Die klinisch tote Sternchenballade Überall? Das stumpfsinnig-fade Romantikstück Mein Portemonnaie? Oder dann eben doch das ziellos dahinstampfende Du Spinnst Doch?
Warum das alles? Wir sprechen da von kompletter Belanglosigkeit irgendwo zwischen witzlosen EAV-Serenaden und Pur. Falls letztere keiner mehr
kennt, gut, denn es war die wohl mühseligsten Erscheinung des deutschsprachigen Pop in den 90ern - und das war die Zeit von Blümchen! Vielleicht kommt man an der einen oder anderen Stelle noch
weit genug, die einfach nicht mehr lustigen Anwandlungen der letzten Ärzte-LP herannahen zu sehen. Das sollten aber dann auch genug
Referenzpunkte sein, um klar zu machen, dass das hier nicht funktioniert. Nicht, weil man sich der stilistischen Grausamkeit hingibt, sondern weil das unfassbar nichtssagend klingt. Und zwar so
sehr, dass man ob der offensichtlichen Bemühungen der Band, das nicht so sein zu lassen, ein bisschen Mitleid entwickeln könnte, da all das nichts hergibt.

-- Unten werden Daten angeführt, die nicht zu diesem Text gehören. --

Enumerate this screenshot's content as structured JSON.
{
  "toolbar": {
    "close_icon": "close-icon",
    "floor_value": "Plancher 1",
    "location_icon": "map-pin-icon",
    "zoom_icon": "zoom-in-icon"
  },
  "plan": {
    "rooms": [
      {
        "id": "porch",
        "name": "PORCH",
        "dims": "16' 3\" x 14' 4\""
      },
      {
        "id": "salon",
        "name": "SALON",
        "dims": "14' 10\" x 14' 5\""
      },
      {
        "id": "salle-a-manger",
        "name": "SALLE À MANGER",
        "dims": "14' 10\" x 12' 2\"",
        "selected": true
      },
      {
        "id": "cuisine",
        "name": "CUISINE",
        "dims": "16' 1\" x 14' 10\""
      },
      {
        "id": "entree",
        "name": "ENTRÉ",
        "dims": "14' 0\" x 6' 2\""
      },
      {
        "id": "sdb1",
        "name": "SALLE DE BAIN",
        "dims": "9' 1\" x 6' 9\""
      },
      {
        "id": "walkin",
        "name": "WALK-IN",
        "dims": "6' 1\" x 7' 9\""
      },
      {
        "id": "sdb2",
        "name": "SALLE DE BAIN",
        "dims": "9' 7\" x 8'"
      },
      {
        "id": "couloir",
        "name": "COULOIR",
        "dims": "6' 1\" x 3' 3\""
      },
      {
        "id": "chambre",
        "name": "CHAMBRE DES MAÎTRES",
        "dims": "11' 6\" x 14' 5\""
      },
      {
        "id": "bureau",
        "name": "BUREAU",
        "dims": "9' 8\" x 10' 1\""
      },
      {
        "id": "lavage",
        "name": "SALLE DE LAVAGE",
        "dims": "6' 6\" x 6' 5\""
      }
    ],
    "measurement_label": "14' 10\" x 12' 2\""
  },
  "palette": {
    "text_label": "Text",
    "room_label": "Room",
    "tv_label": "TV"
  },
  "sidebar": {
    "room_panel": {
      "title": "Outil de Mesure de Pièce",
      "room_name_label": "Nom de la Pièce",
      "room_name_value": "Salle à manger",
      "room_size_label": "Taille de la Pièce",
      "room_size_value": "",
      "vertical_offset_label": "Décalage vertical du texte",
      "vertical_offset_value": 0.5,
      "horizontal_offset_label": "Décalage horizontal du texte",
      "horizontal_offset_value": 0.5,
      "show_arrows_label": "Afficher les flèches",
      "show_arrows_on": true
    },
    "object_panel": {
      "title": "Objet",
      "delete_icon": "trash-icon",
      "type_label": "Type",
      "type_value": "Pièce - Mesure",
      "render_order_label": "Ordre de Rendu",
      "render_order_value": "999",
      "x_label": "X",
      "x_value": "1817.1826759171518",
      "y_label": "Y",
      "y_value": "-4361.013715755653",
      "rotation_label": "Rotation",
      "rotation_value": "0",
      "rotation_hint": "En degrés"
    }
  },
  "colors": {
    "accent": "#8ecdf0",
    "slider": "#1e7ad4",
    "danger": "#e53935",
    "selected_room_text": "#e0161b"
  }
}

Mehr wird es dementsprechend rezensorisch auch leider nicht, denn "Alles Nur Geklaut" macht nicht den Eindruck, als müsste darüber mehr gesagt werden. Ja, Ich Kann Nicht Rappen, Sicherheitsmann und das netterweise tatsächlich a cappella besungene Schlaflied sind in Ordnung, aber auch nur das und deswegen nicht plötzlich spannungsgeladen. Dieses Album ist also, was man vielleicht sowieso davon hat erwarten müssen, nämlich stinklangweilig in kaum geahnten Dimensionen. So sehr, dass der dem Englischen Mächtige es fast als cringy bezeichnen wird müssen, weil es so neben der Spur ist. Man kommt deswegen nicht ganz um die Frage herum, warum das eigentlich hunderttausende Male verkauft wurde, allerdings kann eine tatsächlich starke Leadsingle manchmal Berge versetzen, vor allem wenn sie noch dazu genauso heißt wie die LP. Rund um diesen einen Song bauen die Prinzen aber rein gar nichts auf außer einer ideen- und witzlosen Ödnis, die noch nicht einmal schlecht genug ist, um sich als antimusikalisches Mahnmal verewigen zu können. Stattdessen ist diese Vorstellung so zahm, dass man neben Gähnen eigentlich nur noch etwas anderes aufdrehen will.